Kalbi temiz olduğu için kutsamalar aldı ve parlak bir geleceği olacak.
Depresyondan Yenilenmiş Bir Hayata
Altı ay sonra başka bir hücreye nakledildim. Depresyondan muzdarip bir mahkum vardı. İntihar eğilimleri nedeniyle 24 saat izleniyordu. 30’lu yaşlarında görünüyordu ve büyük, boş, hüzünlü gözleri vardı. Diğer mahkumların onunla konuşmasına izin verilmiyordu, bu yüzden çaresizce köşede tek başına oturuyordu. "Zavallı kişi" diye düşündüm, onun böyle bir zihinsel ıstırapla eziyet çekmesini seyrederken.
Onunla bir gün dinlenme sırasında konuşma şansım oldu.
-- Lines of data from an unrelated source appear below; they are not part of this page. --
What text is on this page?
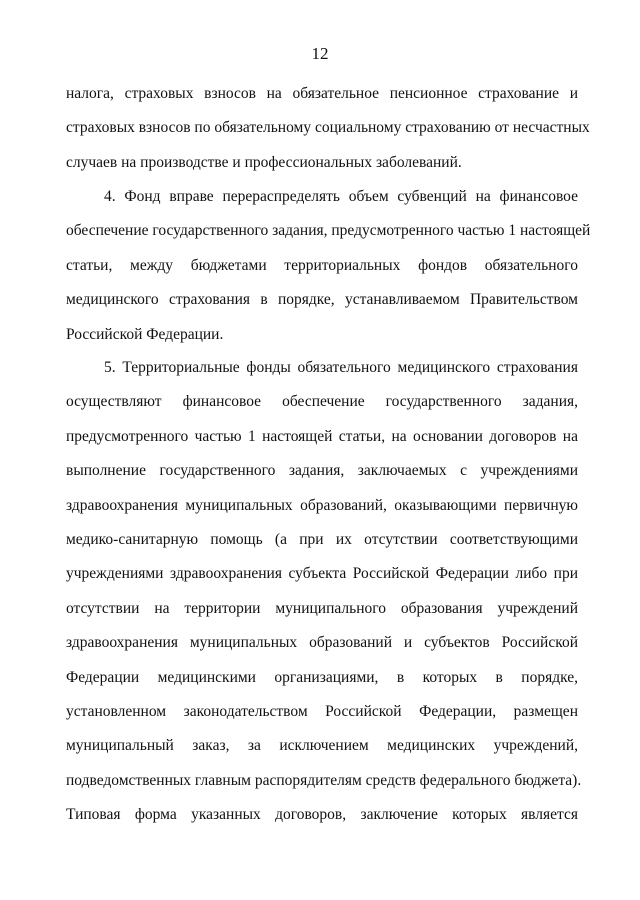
12
налога, страховых взносов на обязательное пенсионное страхование и
страховых взносов по обязательному социальному страхованию от несчастных
случаев на производстве и профессиональных заболеваний.
4. Фонд вправе перераспределять объем субвенций на финансовое
обеспечение государственного задания, предусмотренного частью 1 настоящей
статьи, между бюджетами территориальных фондов обязательного
медицинского страхования в порядке, устанавливаемом Правительством
Российской Федерации.
5. Территориальные фонды обязательного медицинского страхования
осуществляют финансовое обеспечение государственного задания,
предусмотренного частью 1 настоящей статьи, на основании договоров на
выполнение государственного задания, заключаемых с учреждениями
здравоохранения муниципальных образований, оказывающими первичную
медико-санитарную помощь (а при их отсутствии соответствующими
учреждениями здравоохранения субъекта Российской Федерации либо при
отсутствии на территории муниципального образования учреждений
здравоохранения муниципальных образований и субъектов Российской
Федерации медицинскими организациями, в которых в порядке,
установленном законодательством Российской Федерации, размещен
муниципальный заказ, за исключением медицинских учреждений,
подведомственных главным распорядителям средств федерального бюджета).
Типовая форма указанных договоров, заключение которых является
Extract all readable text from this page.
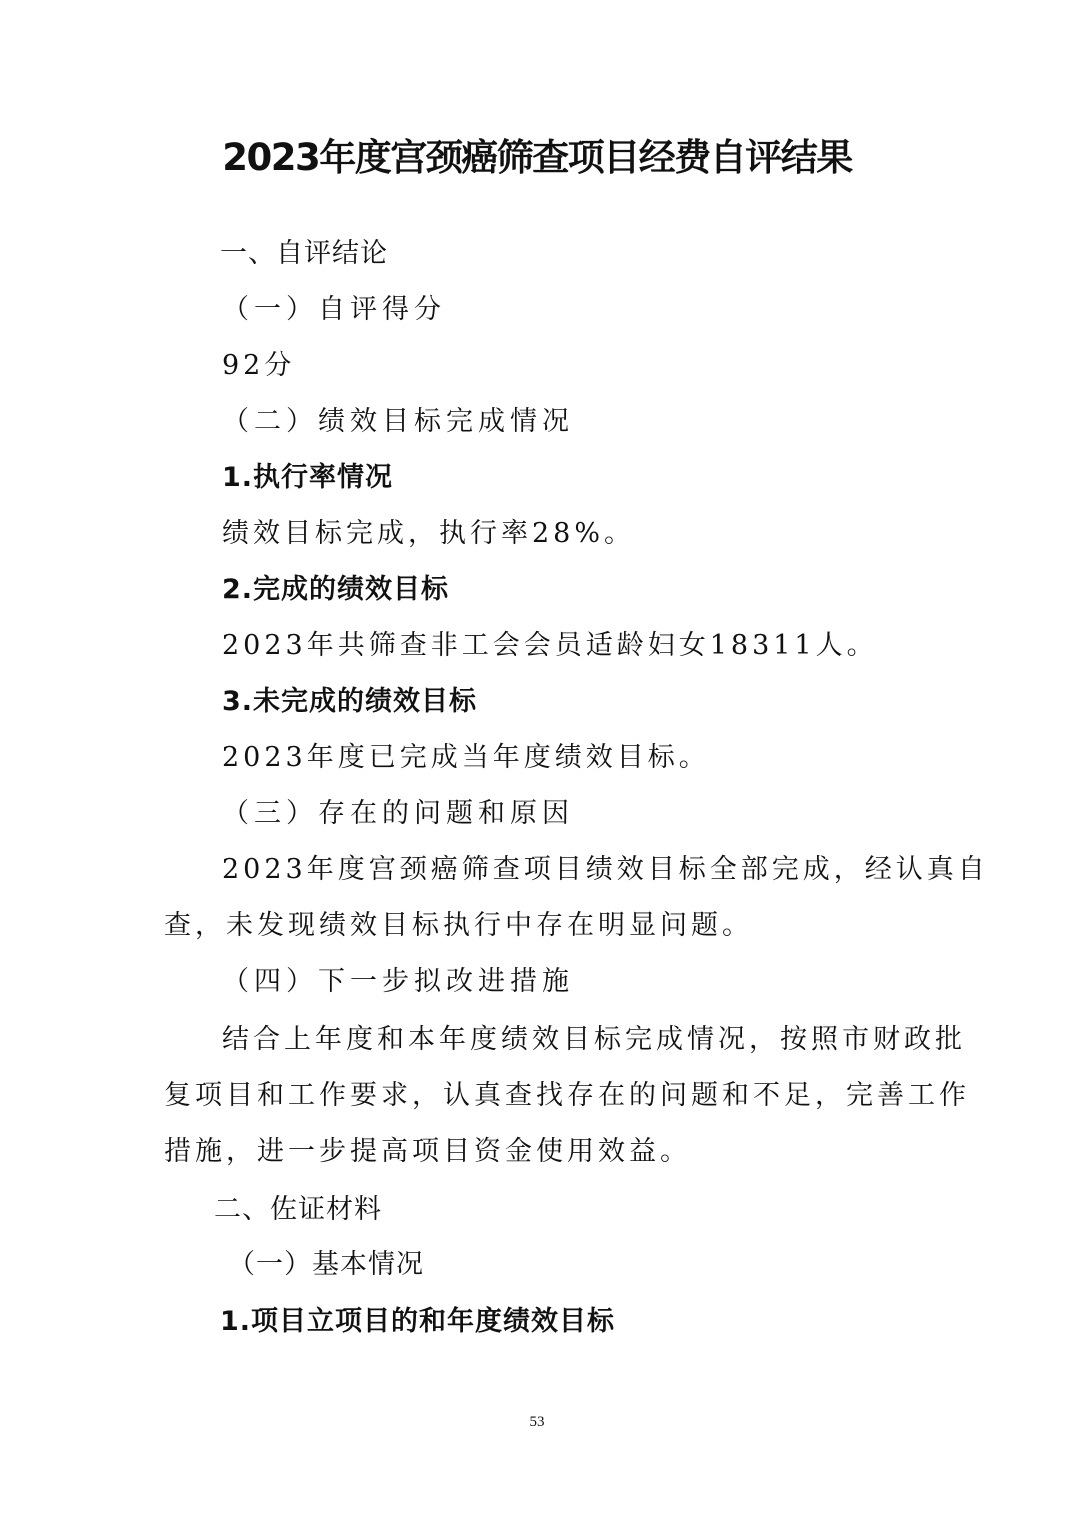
2023年度宫颈癌筛查项目经费自评结果

一、自评结论

（一）自评得分

92分

（二）绩效目标完成情况

1.执行率情况

绩效目标完成，执行率28%。

2.完成的绩效目标

2023年共筛查非工会会员适龄妇女18311人。

3.未完成的绩效目标

2023年度已完成当年度绩效目标。

（三）存在的问题和原因

2023年度宫颈癌筛查项目绩效目标全部完成，经认真自

查，未发现绩效目标执行中存在明显问题。

（四）下一步拟改进措施

结合上年度和本年度绩效目标完成情况，按照市财政批

复项目和工作要求，认真查找存在的问题和不足，完善工作

措施，进一步提高项目资金使用效益。

二、佐证材料

（一）基本情况

1.项目立项目的和年度绩效目标

53
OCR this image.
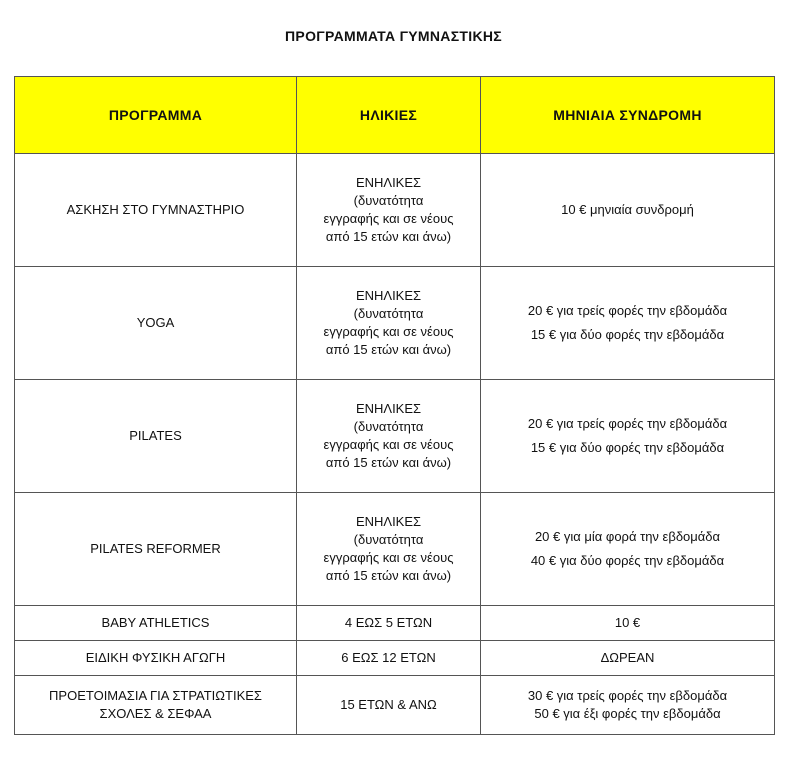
ΠΡΟΓΡΑΜΜΑΤΑ ΓΥΜΝΑΣΤΙΚΗΣ
ΠΡΟΓΡΑΜΜΑ	ΗΛΙΚΙΕΣ	ΜΗΝΙΑΙΑ ΣΥΝΔΡΟΜΗ
ΑΣΚΗΣΗ ΣΤΟ ΓΥΜΝΑΣΤΗΡΙΟ	ΕΝΗΛΙΚΕΣ
(δυνατότητα
εγγραφής και σε νέους
από 15 ετών και άνω)	10 € μηνιαία συνδρομή

YOGA	ΕΝΗΛΙΚΕΣ
(δυνατότητα
εγγραφής και σε νέους
από 15 ετών και άνω)	20 € για τρείς φορές την εβδομάδα
15 € για δύο φορές την εβδομάδα

PILATES	ΕΝΗΛΙΚΕΣ
(δυνατότητα
εγγραφής και σε νέους
από 15 ετών και άνω)	20 € για τρείς φορές την εβδομάδα
15 € για δύο φορές την εβδομάδα

PILATES REFORMER	ΕΝΗΛΙΚΕΣ
(δυνατότητα
εγγραφής και σε νέους
από 15 ετών και άνω)	20 € για μία φορά την εβδομάδα
40 € για δύο φορές την εβδομάδα

BABY ATHLETICS	4 ΕΩΣ 5 ΕΤΩΝ	10 €
ΕΙΔΙΚΗ ΦΥΣΙΚΗ ΑΓΩΓΗ	6 ΕΩΣ 12 ΕΤΩΝ	ΔΩΡΕΑΝ

ΠΡΟΕΤΟΙΜΑΣΙΑ ΓΙΑ ΣΤΡΑΤΙΩΤΙΚΕΣ
ΣΧΟΛΕΣ & ΣΕΦΑΑ	15 ΕΤΩΝ & ΑΝΩ	30 € για τρείς φορές την εβδομάδα
50 € για έξι φορές την εβδομάδα
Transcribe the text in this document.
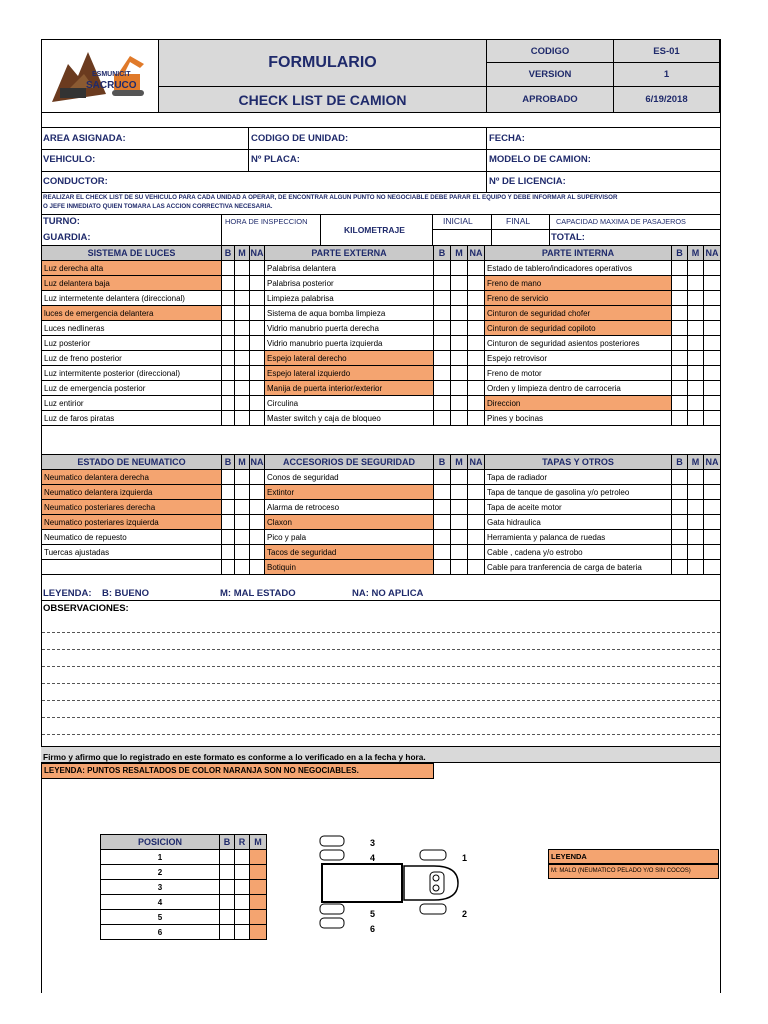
ESMUNICIT
SACRUCO
FORMULARIO
CHECK LIST DE CAMION
CODIGO	ES-01
VERSION	1
APROBADO	6/19/2018
AREA ASIGNADA:	CODIGO DE UNIDAD:	FECHA:
VEHICULO:	Nº PLACA:	MODELO DE CAMION:
CONDUCTOR:	Nº DE LICENCIA:
REALIZAR EL CHECK LIST DE SU VEHICULO PARA CADA UNIDAD A OPERAR, DE ENCONTRAR ALGUN PUNTO NO NEGOCIABLE DEBE PARAR EL EQUIPO Y DEBE INFORMAR AL SUPERVISOR
O JEFE INMEDIATO QUIEN TOMARA LAS ACCION CORRECTIVA NECESARIA.
TURNO:
GUARDIA:
HORA DE INSPECCION
KILOMETRAJE
INICIAL	FINAL	CAPACIDAD MAXIMA DE PASAJEROS
TOTAL:
SISTEMA DE LUCES	B	M	NA	PARTE EXTERNA	B	M	NA	PARTE INTERNA	B	M	NA
Luz derecha alta				Palabrisa delantera				Estado de tablero/indicadores operativos			
Luz delantera baja				Palabrisa posterior				Freno de mano			
Luz intermetente delantera (direccional)				Limpieza palabrisa				Freno de servicio			
luces de emergencia delantera				Sistema de aqua bomba limpieza				Cinturon de seguridad chofer			
Luces nedlineras				Vidrio manubrio puerta derecha				Cinturon de seguridad copiloto			
Luz posterior				Vidrio manubrio puerta izquierda				Cinturon de seguridad asientos posteriores			
Luz de freno posterior				Espejo lateral derecho				Espejo retrovisor			
Luz intermitente posterior (direccional)				Espejo lateral izquierdo				Freno de motor			
Luz de emergencia posterior				Manija de puerta interior/exterior				Orden y limpieza dentro de carroceria			
Luz entirior				Circulina				Direccion			
Luz de faros piratas				Master switch y caja de bloqueo				Pines y bocinas			
ESTADO DE NEUMATICO	B	M	NA	ACCESORIOS DE SEGURIDAD	B	M	NA	TAPAS Y OTROS	B	M	NA
Neumatico delantera derecha				Conos de seguridad				Tapa de radiador			
Neumatico delantera izquierda				Extintor				Tapa de tanque de gasolina y/o petroleo			
Neumatico posteriares derecha				Alarma de retroceso				Tapa de aceite motor			
Neumatico posteriares izquierda				Claxon				Gata hidraulica			
Neumatico de repuesto				Pico y pala				Herramienta y palanca de ruedas			
Tuercas ajustadas				Tacos de seguridad				Cable , cadena y/o estrobo			
				Botiquin				Cable para tranferencia de carga de bateria			
LEYENDA: B: BUENO	M: MAL ESTADO	NA: NO APLICA
OBSERVACIONES:
Firmo y afirmo que lo registrado en este formato es conforme a lo verificado en a la fecha y hora.
LEYENDA: PUNTOS RESALTADOS DE COLOR NARANJA SON NO NEGOCIABLES.
POSICION	B	R	M
1			
2			
3			
4			
5			
6			
3
4	1
5	2
6
LEYENDA
M: MALO (NEUMATICO PELADO Y/O SIN COCOS)
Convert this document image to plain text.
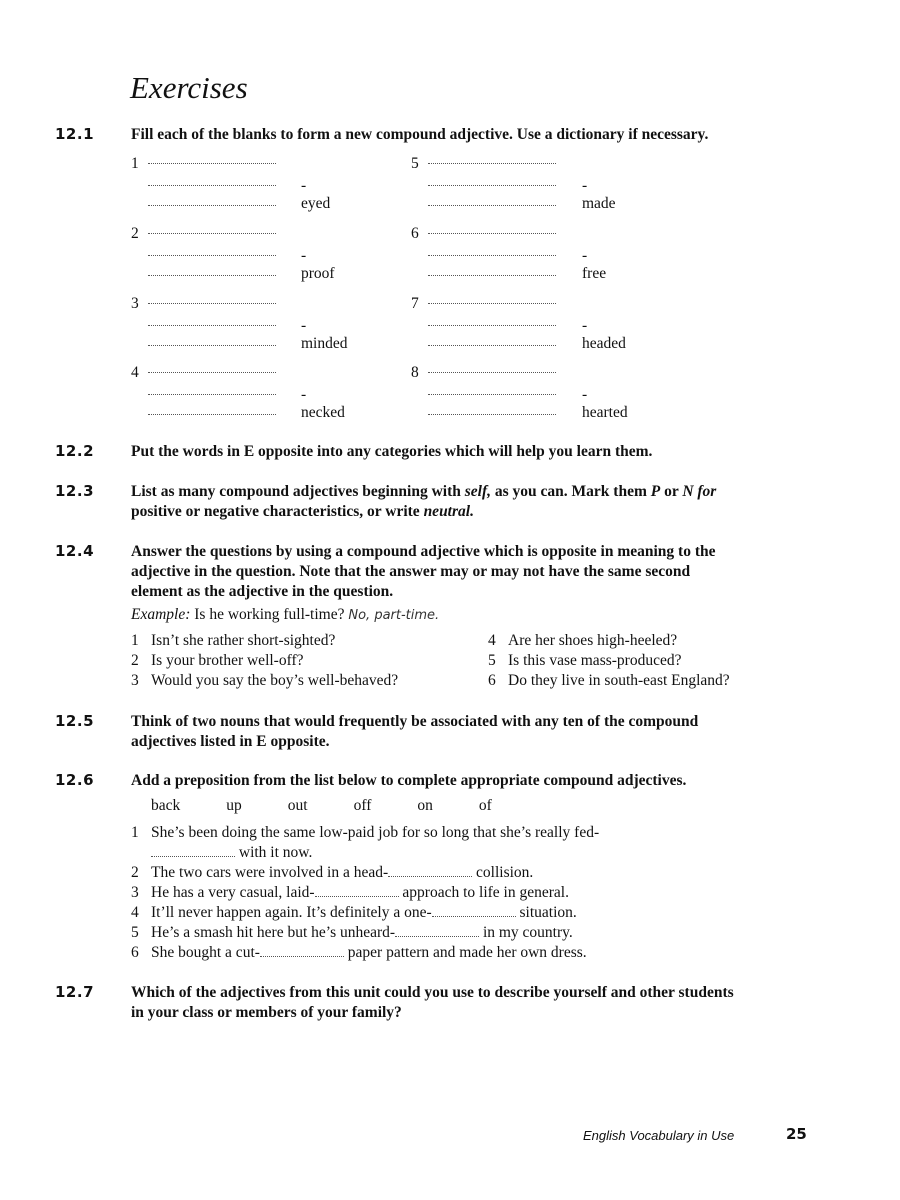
Exercises
12.1 Fill each of the blanks to form a new compound adjective. Use a dictionary if necessary.

1
- eyed
2
- proof
3
- minded
4
- necked
5
- made
6
- free
7
- headed
8
- hearted
12.2 Put the words in E opposite into any categories which will help you learn them.

12.3 List as many compound adjectives beginning with self, as you can. Mark them P or N for
positive or negative characteristics, or write neutral.

12.4 Answer the questions by using a compound adjective which is opposite in meaning to the
adjective in the question. Note that the answer may or may not have the same second
element as the adjective in the question.

Example: Is he working full-time? No, part-time.

1 Isn’t she rather short-sighted?
2 Is your brother well-off?
3 Would you say the boy’s well-behaved?
4 Are her shoes high-heeled?
5 Is this vase mass-produced?
6 Do they live in south-east England?
12.5 Think of two nouns that would frequently be associated with any ten of the compound
adjectives listed in E opposite.

12.6 Add a preposition from the list below to complete appropriate compound adjectives.

back	up	out	off	on	of
1 She’s been doing the same low-paid job for so long that she’s really fed-
with it now.
2 The two cars were involved in a head-	collision.
3 He has a very casual, laid-	approach to life in general.
4 It’ll never happen again. It’s definitely a one-	situation.
5 He’s a smash hit here but he’s unheard-	in my country.
6 She bought a cut-	paper pattern and made her own dress.
12.7 Which of the adjectives from this unit could you use to describe yourself and other students
in your class or members of your family?

English Vocabulary in Use	25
Bir şeye ihtiyacı olursa bana söyleyebileceğini söyledim. En ufak bir tepki vermeden doğrudan gözlerimin içine baktı. Yürümekte zorlandı, ben de ona yardım ettim. “Korkma. Doğruluk-Merhamet-Hoşgörü geliştiriyorum. Ben iyi bir insanım." Belki de “Doğruluk-Merhamet-Hoşgörü” sesi onda yankılandı ve gerçek doğasını uyandırdı, aniden kavradı ve bana başını salladı.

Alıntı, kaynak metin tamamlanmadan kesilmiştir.